[thelist] why doth i hate css? let me count the ways.

Shawn K. Quinn skquinn at frogger.kicks-ass.net
Sat Oct 11 18:20:34 CDT 2003


On Saturday 2003 October 11 15:22, Joel D Canfield wrote:
  [I wrote] 
    [Peter-Paul Koch wrote:]
> > > Apply one table, put content divs in it and style these divs. I 
> > > often make sites that way, even though I love CSS.
> >
> > That doesn't mean it's good practice.
>
> Shawn, do you use CSS for layout when your visitors will be using
> Netscape 4? 

Yes, I do. Netscape Navigator 4.x users still get the content, just not 
with the fancy formatting. Anyone still using Navigator 4.x today 
probably has stylesheets turned off anyway.

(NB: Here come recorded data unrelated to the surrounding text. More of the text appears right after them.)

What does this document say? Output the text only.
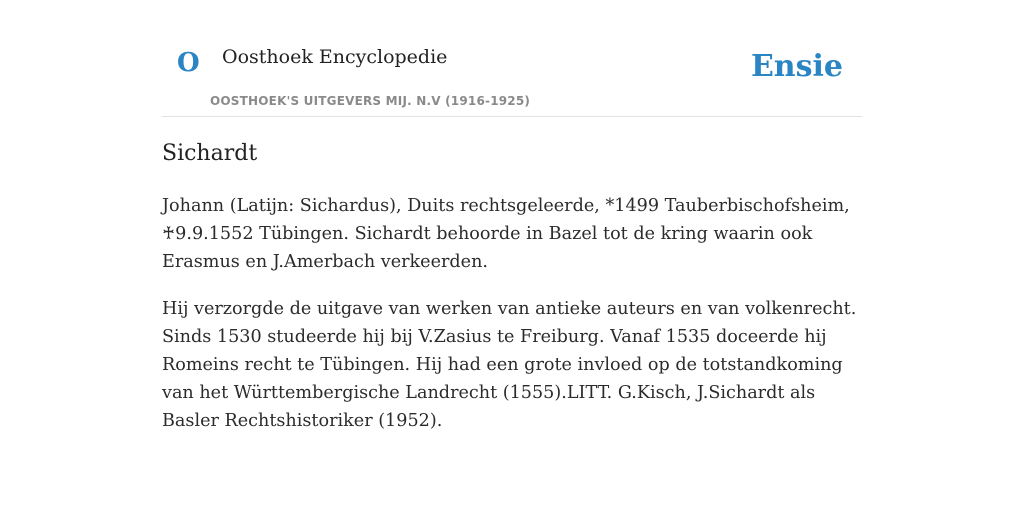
O Oosthoek Encyclopedie
OOSTHOEK'S UITGEVERS MIJ. N.V (1916-1925)
Ensie
Sichardt

Johann (Latijn: Sichardus), Duits rechtsgeleerde, *1499 Tauberbischofsheim, ♰9.9.1552 Tübingen. Sichardt behoorde in Bazel tot de kring waarin ook Erasmus en J.Amerbach verkeerden.

Hij verzorgde de uitgave van werken van antieke auteurs en van volkenrecht. Sinds 1530 studeerde hij bij V.Zasius te Freiburg. Vanaf 1535 doceerde hij Romeins recht te Tübingen. Hij had een grote invloed op de totstandkoming van het Württembergische Landrecht (1555).LITT. G.Kisch, J.Sichardt als Basler Rechtshistoriker (1952).
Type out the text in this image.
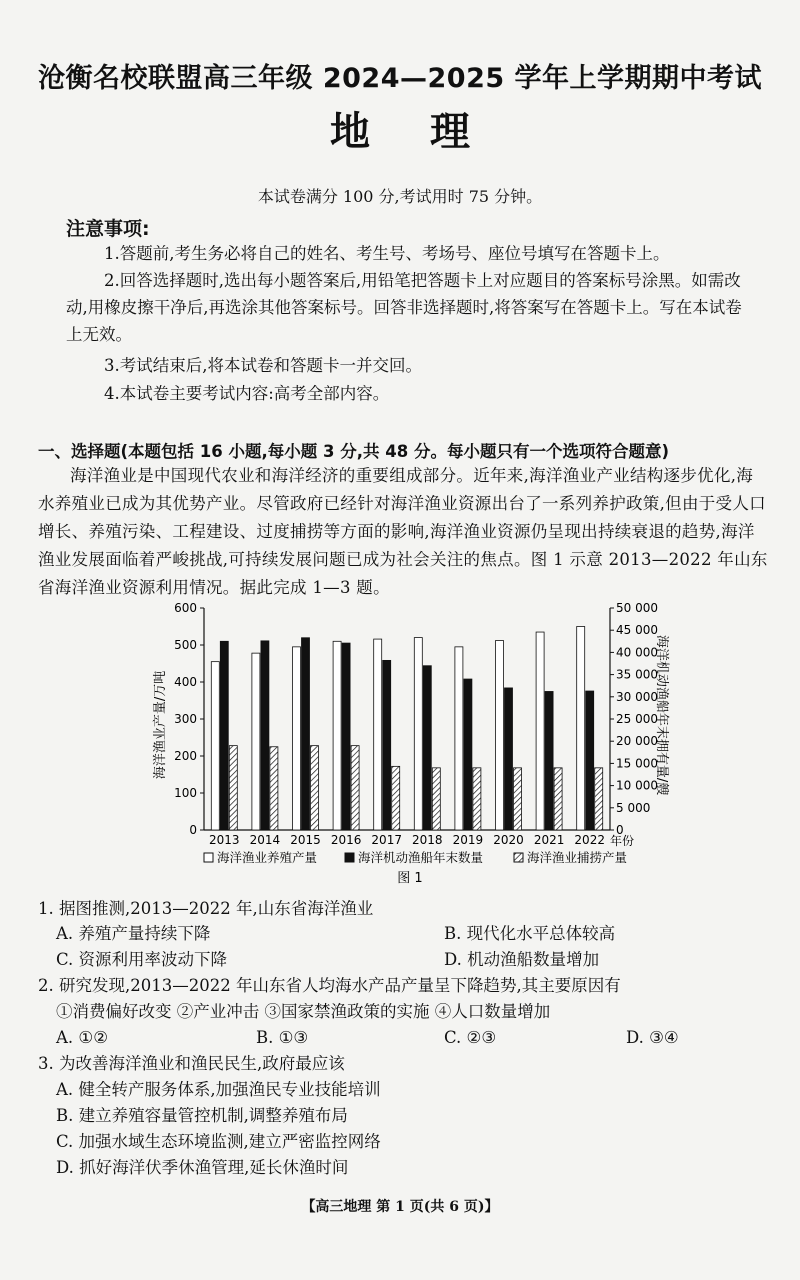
沧衡名校联盟高三年级 2024—2025 学年上学期期中考试
地理
本试卷满分 100 分,考试用时 75 分钟。
注意事项:
1.答题前,考生务必将自己的姓名、考生号、考场号、座位号填写在答题卡上。
2.回答选择题时,选出每小题答案后,用铅笔把答题卡上对应题目的答案标号涂黑。如需改动,用橡皮擦干净后,再选涂其他答案标号。回答非选择题时,将答案写在答题卡上。写在本试卷上无效。
3.考试结束后,将本试卷和答题卡一并交回。
4.本试卷主要考试内容:高考全部内容。
一、选择题(本题包括 16 小题,每小题 3 分,共 48 分。每小题只有一个选项符合题意)
海洋渔业是中国现代农业和海洋经济的重要组成部分。近年来,海洋渔业产业结构逐步优化,海水养殖业已成为其优势产业。尽管政府已经针对海洋渔业资源出台了一系列养护政策,但由于受人口增长、养殖污染、工程建设、过度捕捞等方面的影响,海洋渔业资源仍呈现出持续衰退的趋势,海洋渔业发展面临着严峻挑战,可持续发展问题已成为社会关注的焦点。图 1 示意 2013—2022 年山东省海洋渔业资源利用情况。据此完成 1—3 题。
0
100
200
300
400
500
600
0
5 000
10 000
15 000
20 000
25 000
30 000
35 000
40 000
45 000
50 000
2013 2014 2015 2016 2017 2018 2019 2020 2021 2022
海洋渔业产量/万吨	海洋机动渔船年末拥有量/艘
年份
海洋渔业养殖产量	海洋机动渔船年末数量	海洋渔业捕捞产量
图 1
1. 据图推测,2013—2022 年,山东省海洋渔业
A. 养殖产量持续下降	B. 现代化水平总体较高
C. 资源利用率波动下降	D. 机动渔船数量增加
2. 研究发现,2013—2022 年山东省人均海水产品产量呈下降趋势,其主要原因有
①消费偏好改变 ②产业冲击 ③国家禁渔政策的实施 ④人口数量增加
A. ①②	B. ①③	C. ②③	D. ③④
3. 为改善海洋渔业和渔民民生,政府最应该
A. 健全转产服务体系,加强渔民专业技能培训
B. 建立养殖容量管控机制,调整养殖布局
C. 加强水域生态环境监测,建立严密监控网络
D. 抓好海洋伏季休渔管理,延长休渔时间
【高三地理 第 1 页(共 6 页)】
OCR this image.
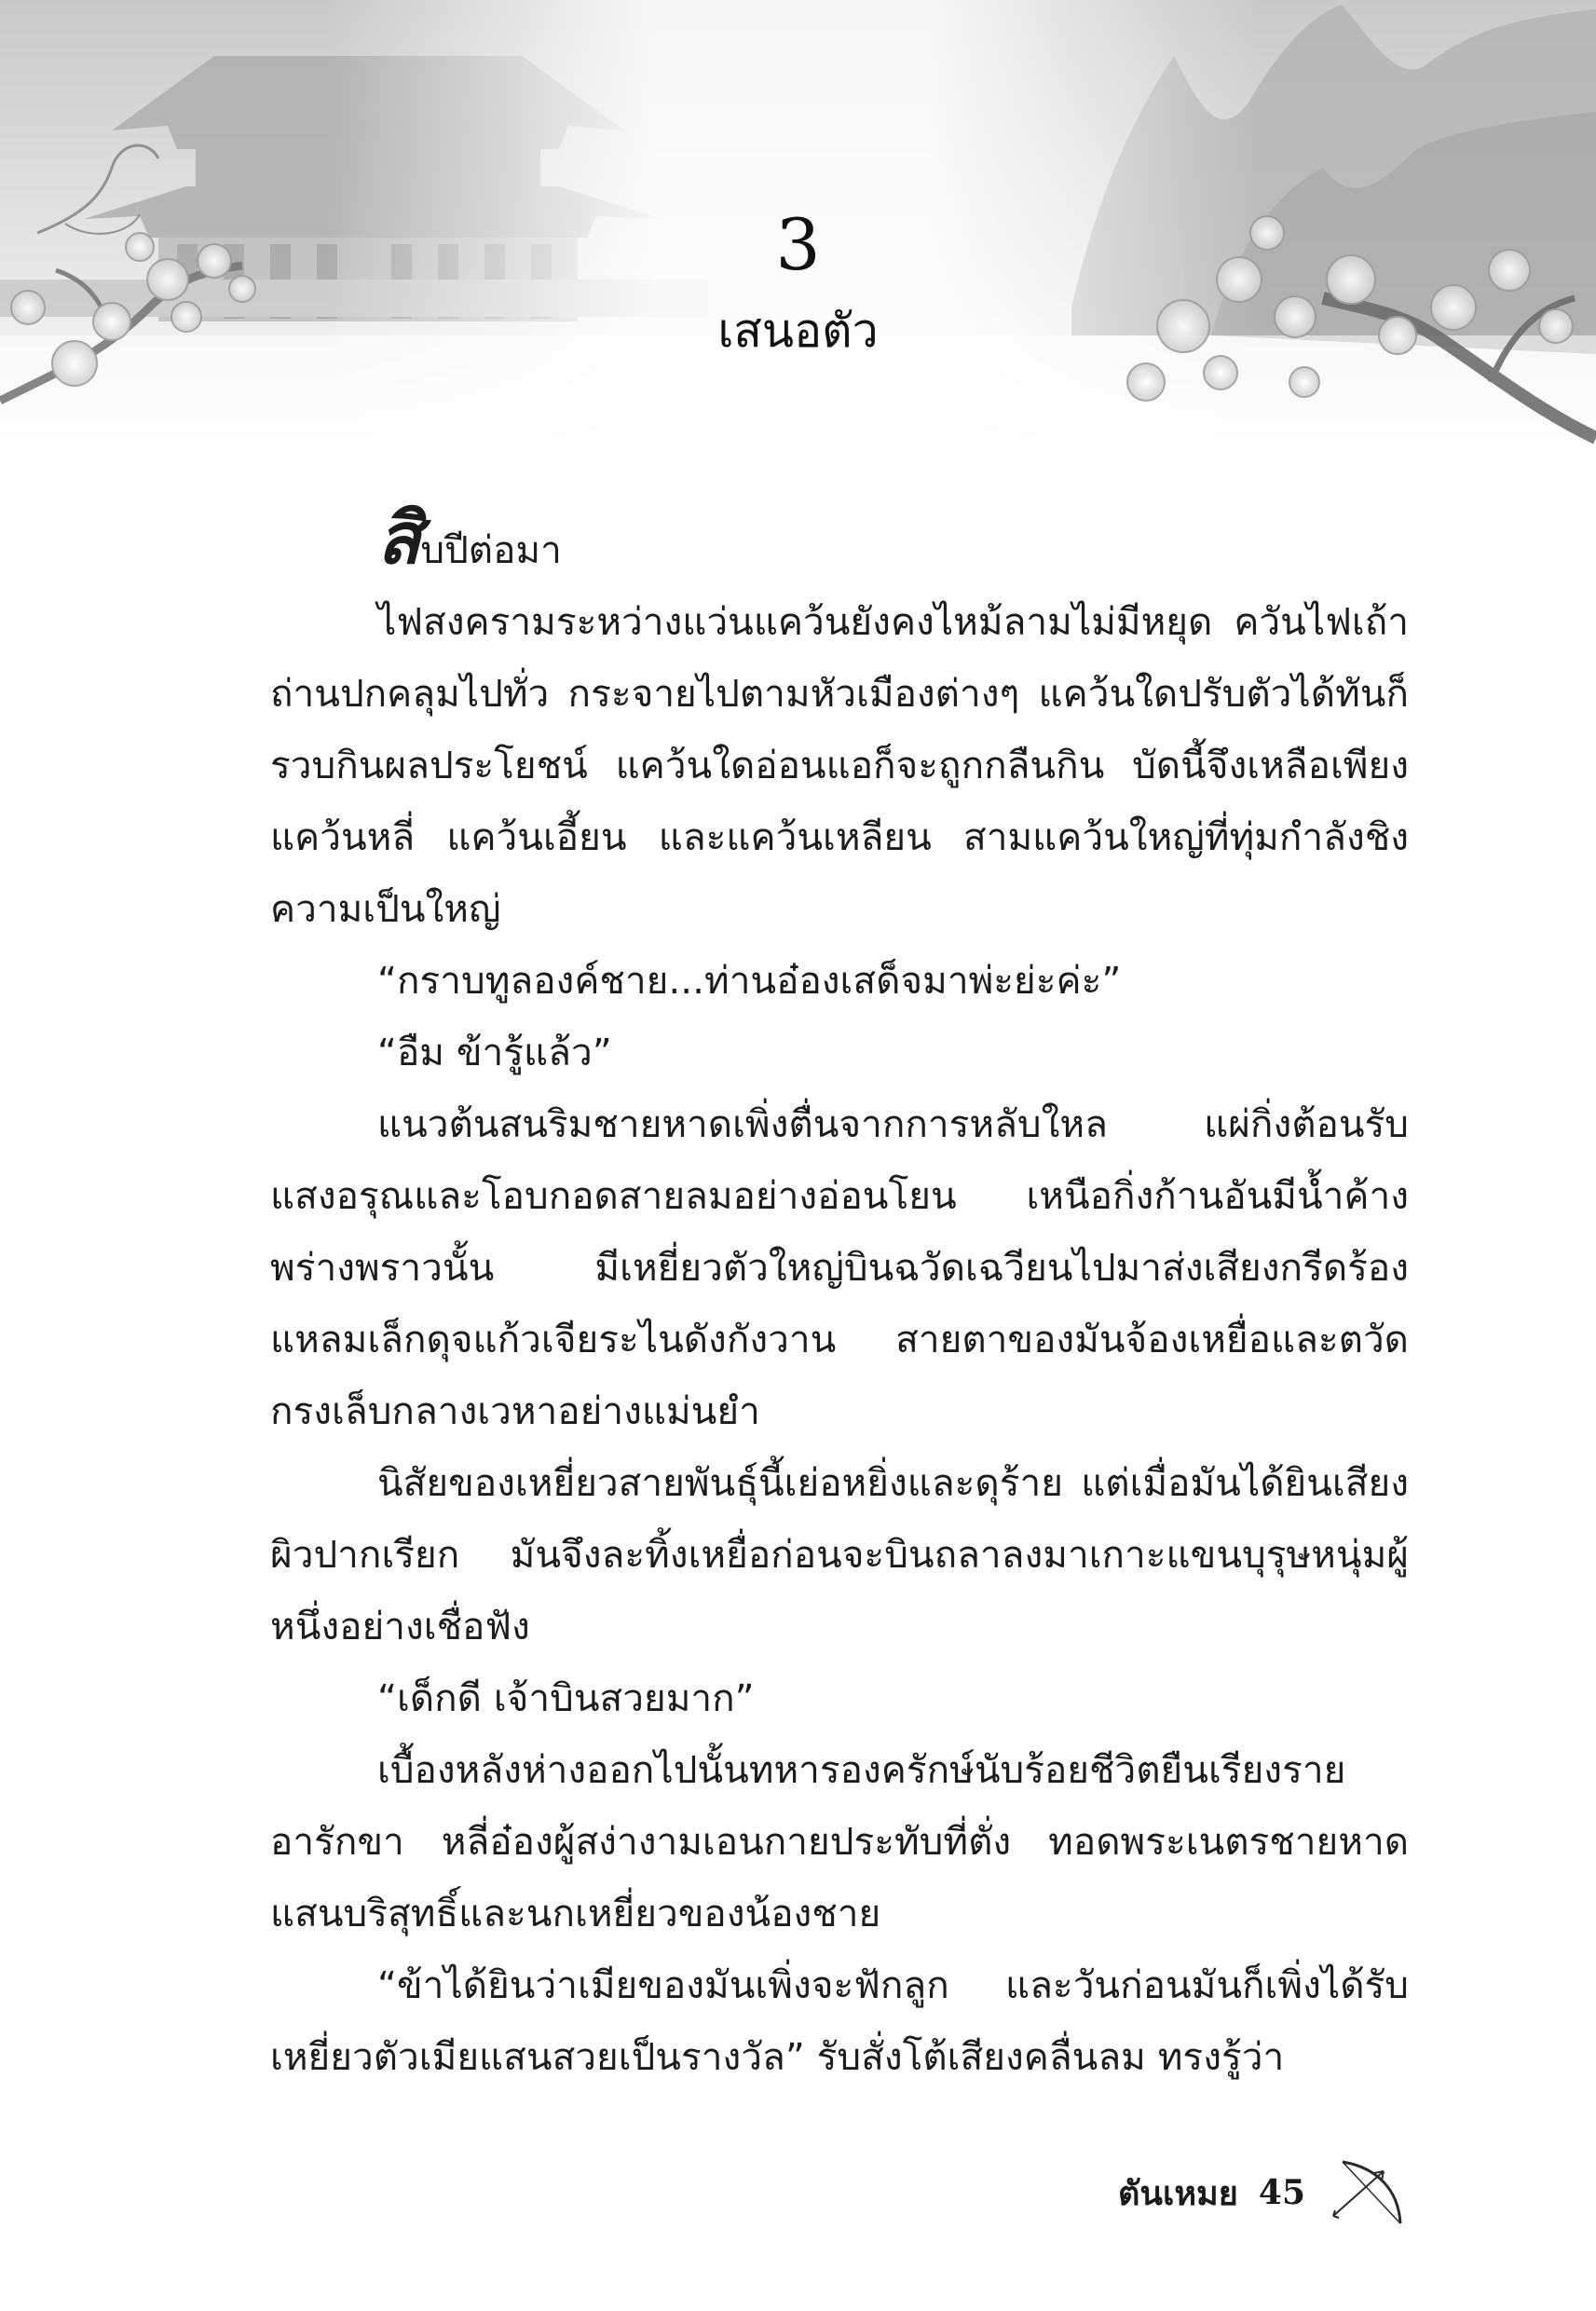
3
เสนอตัว

สิบปีต่อมา

ไฟสงครามระหว่างแว่นแคว้นยังคงไหม้ลามไม่มีหยุด ควันไฟเถ้าถ่านปกคลุมไปทั่ว กระจายไปตามหัวเมืองต่างๆ แคว้นใดปรับตัวได้ทันก็รวบกินผลประโยชน์ แคว้นใดอ่อนแอก็จะถูกกลืนกิน บัดนี้จึงเหลือเพียงแคว้นหลี่ แคว้นเอี้ยน และแคว้นเหลียน สามแคว้นใหญ่ที่ทุ่มกำลังชิงความเป็นใหญ่

“กราบทูลองค์ชาย...ท่านอ๋องเสด็จมาพ่ะย่ะค่ะ”

“อืม ข้ารู้แล้ว”

แนวต้นสนริมชายหาดเพิ่งตื่นจากการหลับใหล แผ่กิ่งต้อนรับแสงอรุณและโอบกอดสายลมอย่างอ่อนโยน เหนือกิ่งก้านอันมีน้ำค้างพร่างพราวนั้น มีเหยี่ยวตัวใหญ่บินฉวัดเฉวียนไปมาส่งเสียงกรีดร้องแหลมเล็กดุจแก้วเจียระไนดังกังวาน สายตาของมันจ้องเหยื่อและตวัดกรงเล็บกลางเวหาอย่างแม่นยำ

นิสัยของเหยี่ยวสายพันธุ์นี้เย่อหยิ่งและดุร้าย แต่เมื่อมันได้ยินเสียงผิวปากเรียก มันจึงละทิ้งเหยื่อก่อนจะบินถลาลงมาเกาะแขนบุรุษหนุ่มผู้หนึ่งอย่างเชื่อฟัง

“เด็กดี เจ้าบินสวยมาก”

เบื้องหลังห่างออกไปนั้นทหารองครักษ์นับร้อยชีวิตยืนเรียงรายอารักขา หลี่อ๋องผู้สง่างามเอนกายประทับที่ตั่ง ทอดพระเนตรชายหาดแสนบริสุทธิ์และนกเหยี่ยวของน้องชาย

“ข้าได้ยินว่าเมียของมันเพิ่งจะฟักลูก และวันก่อนมันก็เพิ่งได้รับเหยี่ยวตัวเมียแสนสวยเป็นรางวัล” รับสั่งโต้เสียงคลื่นลม ทรงรู้ว่า

ตันเหมย 45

The most important thing when making a WWW site is that the content gets 
through, and to realize in the end that CSS is completely optional and 
may be partially or completely overridden by user accessibility 
settings, if it's even used to begin with. (Presentational hints have 
always been suggestions, even when mis-implemented as HTML elements and 
attributes.)

> I'm mystified by your comments. You seem to be arguing that using
> tables for layout is a dead art, and that we should all be using CSS
> wholeheartedly instead.

Yes, that's exactly right. CSS is designed to transform gracefully; 
tables as layout boxes never really were.

> It's a nice dream, and if you limit your layouts, it's achievable, but
> if you're working for real clients in the real world, I just can't see
> how you can deliver.

It's not a dream, it is reality. The 1997 and earlier use of <table> as 
a "make a grid command" is obsolete. We have much better tools now.